Teens (and tweens) are incapable of understanding the enormity of the power of technology and the risk–the fact that one image, shared with a trusted “friend” could potentially haunt them forever. Look no further than the tragic story of Amanda Todd, a Canadian teen whose story of online bullying (that included a naked photo that she was forced into sharing) ultimately lead to her suicide. Amanda’s memorial Facebook page now has 349,000 likes and is a real force in the movement to raise awareness about bullying and to provide support to kids and people who need help.
What does bullying have to do with Snapchat? When teens do stupid things—like share risqué photos of themselves—that opens them up to ridicule and bullying. And a consequence of bullying for all too many kids is considering suicide as a solution. That, to us, is untenable. And an app like Snapshot enables sexting behavior, and ultimately, to our way of thinking, puts people—especially kids—at risk.

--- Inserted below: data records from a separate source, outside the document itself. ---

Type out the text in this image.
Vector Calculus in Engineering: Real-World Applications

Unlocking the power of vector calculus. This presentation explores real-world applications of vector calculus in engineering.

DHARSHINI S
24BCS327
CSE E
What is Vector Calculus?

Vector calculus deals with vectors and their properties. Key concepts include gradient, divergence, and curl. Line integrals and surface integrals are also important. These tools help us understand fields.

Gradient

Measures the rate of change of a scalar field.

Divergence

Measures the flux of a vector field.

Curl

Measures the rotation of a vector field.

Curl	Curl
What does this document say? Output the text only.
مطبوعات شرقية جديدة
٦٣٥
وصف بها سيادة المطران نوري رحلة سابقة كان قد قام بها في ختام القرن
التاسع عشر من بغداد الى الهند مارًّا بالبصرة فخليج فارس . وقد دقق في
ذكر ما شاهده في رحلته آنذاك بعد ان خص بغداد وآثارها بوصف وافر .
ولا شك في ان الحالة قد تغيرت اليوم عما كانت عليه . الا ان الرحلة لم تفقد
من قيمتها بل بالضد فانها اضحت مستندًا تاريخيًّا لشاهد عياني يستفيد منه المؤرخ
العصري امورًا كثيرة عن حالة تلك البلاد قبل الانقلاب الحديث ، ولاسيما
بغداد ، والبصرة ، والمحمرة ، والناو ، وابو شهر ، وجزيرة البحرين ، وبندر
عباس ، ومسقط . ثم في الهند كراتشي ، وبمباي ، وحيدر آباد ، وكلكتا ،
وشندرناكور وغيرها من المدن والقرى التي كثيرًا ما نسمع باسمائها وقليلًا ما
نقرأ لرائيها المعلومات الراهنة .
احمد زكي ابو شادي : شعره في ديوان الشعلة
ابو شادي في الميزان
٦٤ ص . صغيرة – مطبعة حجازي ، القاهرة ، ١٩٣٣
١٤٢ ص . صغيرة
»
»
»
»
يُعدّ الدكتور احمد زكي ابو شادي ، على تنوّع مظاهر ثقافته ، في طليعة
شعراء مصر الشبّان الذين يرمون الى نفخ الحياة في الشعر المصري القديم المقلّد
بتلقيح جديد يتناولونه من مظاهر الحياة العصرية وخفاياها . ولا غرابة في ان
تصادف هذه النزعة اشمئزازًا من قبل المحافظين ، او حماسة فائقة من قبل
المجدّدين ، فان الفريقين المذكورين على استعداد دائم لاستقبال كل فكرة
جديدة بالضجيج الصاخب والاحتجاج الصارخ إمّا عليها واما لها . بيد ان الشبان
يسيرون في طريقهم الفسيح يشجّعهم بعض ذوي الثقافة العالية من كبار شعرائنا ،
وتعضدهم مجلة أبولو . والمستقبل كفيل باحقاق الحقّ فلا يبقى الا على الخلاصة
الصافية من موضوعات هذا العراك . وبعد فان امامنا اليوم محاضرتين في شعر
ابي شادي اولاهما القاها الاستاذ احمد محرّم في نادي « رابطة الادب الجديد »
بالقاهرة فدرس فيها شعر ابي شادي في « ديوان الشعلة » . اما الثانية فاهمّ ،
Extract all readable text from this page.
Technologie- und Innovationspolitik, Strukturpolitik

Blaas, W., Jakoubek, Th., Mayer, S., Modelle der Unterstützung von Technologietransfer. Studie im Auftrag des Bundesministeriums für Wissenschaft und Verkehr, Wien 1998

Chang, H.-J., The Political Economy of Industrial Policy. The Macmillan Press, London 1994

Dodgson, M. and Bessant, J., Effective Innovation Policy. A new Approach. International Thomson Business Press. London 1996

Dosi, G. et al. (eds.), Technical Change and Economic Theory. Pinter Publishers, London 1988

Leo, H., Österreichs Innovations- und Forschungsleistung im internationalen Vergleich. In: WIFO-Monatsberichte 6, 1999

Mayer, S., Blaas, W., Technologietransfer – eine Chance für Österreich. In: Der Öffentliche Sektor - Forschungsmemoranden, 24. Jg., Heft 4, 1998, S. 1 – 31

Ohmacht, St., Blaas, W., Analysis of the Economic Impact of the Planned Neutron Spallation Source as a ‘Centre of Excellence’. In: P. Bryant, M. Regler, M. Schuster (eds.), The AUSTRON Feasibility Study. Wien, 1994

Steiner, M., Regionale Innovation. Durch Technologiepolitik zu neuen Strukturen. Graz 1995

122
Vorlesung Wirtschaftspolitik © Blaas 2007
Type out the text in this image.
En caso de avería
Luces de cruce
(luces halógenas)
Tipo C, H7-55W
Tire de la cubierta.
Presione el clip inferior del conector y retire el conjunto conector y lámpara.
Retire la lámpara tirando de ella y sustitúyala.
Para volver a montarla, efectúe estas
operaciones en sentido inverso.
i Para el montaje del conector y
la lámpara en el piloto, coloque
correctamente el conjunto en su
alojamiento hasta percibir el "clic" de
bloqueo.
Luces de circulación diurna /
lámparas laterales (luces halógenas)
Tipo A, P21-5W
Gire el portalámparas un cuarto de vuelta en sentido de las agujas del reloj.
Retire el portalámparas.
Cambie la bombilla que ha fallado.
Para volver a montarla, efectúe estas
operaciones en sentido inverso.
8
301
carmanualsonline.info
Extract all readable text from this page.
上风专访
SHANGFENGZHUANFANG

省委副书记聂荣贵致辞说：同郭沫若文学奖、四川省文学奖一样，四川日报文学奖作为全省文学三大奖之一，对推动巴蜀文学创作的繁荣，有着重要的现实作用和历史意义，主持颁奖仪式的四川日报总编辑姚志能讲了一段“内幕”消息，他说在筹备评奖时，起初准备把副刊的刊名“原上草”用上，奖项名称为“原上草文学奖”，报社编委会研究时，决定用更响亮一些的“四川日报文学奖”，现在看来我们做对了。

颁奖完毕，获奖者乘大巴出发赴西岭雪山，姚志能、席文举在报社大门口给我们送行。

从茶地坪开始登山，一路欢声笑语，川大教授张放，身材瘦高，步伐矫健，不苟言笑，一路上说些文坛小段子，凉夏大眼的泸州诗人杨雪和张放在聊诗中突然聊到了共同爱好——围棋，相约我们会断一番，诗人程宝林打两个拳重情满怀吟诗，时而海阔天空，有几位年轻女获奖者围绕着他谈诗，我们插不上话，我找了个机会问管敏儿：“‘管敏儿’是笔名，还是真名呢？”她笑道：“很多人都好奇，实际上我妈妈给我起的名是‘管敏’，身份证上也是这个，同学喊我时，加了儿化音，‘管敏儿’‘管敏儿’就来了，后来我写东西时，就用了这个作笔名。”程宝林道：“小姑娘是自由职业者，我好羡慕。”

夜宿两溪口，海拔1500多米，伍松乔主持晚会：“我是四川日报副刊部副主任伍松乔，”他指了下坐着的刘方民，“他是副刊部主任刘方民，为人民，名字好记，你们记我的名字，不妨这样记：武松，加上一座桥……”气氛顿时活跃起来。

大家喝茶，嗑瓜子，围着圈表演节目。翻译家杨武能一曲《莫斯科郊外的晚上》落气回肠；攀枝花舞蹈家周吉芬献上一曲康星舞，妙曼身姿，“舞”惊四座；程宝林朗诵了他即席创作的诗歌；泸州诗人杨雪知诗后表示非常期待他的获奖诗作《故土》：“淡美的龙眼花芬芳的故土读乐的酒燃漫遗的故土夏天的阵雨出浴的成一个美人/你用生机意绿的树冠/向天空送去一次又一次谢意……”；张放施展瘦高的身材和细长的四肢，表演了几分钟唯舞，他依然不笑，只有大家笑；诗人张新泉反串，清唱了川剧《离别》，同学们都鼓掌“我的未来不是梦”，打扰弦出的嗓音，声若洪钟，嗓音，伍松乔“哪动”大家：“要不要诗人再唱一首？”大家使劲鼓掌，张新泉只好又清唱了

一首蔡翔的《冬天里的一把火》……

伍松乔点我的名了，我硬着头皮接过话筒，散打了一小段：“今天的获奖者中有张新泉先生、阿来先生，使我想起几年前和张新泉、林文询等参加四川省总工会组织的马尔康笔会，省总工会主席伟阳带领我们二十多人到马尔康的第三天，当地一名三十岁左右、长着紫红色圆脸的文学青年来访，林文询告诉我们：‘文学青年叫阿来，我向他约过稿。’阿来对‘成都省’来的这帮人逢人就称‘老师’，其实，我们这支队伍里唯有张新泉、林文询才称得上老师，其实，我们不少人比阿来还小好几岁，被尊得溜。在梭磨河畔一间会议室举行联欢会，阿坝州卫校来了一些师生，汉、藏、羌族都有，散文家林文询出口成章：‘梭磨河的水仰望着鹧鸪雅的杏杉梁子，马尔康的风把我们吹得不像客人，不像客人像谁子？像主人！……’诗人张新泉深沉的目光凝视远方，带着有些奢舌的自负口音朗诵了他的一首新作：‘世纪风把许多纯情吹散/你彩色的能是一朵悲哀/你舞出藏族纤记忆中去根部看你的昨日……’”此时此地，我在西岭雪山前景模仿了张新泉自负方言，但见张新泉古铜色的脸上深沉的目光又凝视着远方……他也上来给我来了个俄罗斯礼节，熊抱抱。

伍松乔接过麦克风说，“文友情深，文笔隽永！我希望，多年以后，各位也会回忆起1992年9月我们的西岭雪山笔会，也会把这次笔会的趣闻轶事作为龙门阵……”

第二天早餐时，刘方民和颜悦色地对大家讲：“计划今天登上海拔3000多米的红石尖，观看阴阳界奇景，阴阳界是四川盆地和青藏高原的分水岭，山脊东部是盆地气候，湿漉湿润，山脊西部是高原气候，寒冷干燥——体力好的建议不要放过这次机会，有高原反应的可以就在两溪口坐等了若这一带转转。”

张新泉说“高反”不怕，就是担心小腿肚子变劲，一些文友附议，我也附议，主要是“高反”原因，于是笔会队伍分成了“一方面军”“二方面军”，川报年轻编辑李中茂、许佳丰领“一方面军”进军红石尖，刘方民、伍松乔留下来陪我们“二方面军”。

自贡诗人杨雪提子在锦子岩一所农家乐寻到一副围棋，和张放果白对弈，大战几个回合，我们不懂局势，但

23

Snapshot CEO Evan Spiegel laughs off the connections to sexting, which, coincidentally, have also been reported by The New York Times. Instead, in an interview with TechCrunch, Spiegel says “I’m not convinced that the whole sexting thing is as big as the media makes it out to be. I just don’t know people who do that. It doesn’t seem that fun when you can have real sex.”
Well, gee, Evan—isn’t that the problem? That teenagers could have more ways with which to send risqué photos of themselves, thereby increasing the likelihood that they’ll have sex? And you may not know people “who do that”—but how many teens do you know? Do you even have children of your own? Because honestly, we’re a little frightened by smartphones and sites like Facebook that make harmful activities like sexting and bullying much easier—and, to our way of thinking, more damaging.
Still, that doesn’t necessarily mean we can build a wall around our children and prevent them from using digital devices and the Internet (although we sometimes wish it could be that easy!). Instead, the best we can do is keep a (reasonable) eye on what our children are doing and teach them the power and responsibility that comes with owning a cell phone and being active online.
Oh, and in the meantime? We hope Evan gets a bigger clue. He told Buzzfeed that the team “is trying to do a better job educating our users and their parents” and that they hope to make more materials available on the app’s website soon. We won’t hold our breath.
What’s your take on Snapchat? Harmless photo-chatting app or a tool that’s more malicious than meets the eye? And for all the parents out there, we’d love to hear how you educate your children about using smartphones, apps and social networking sites.
We would apologize for the rant here but you know what? We’re not the least bit sorry. We care about kids. A lot. And crappy apps like this (and the people who create them) need to be called out. What do you think? Are we overreacting? We’d love to hear your thoughts.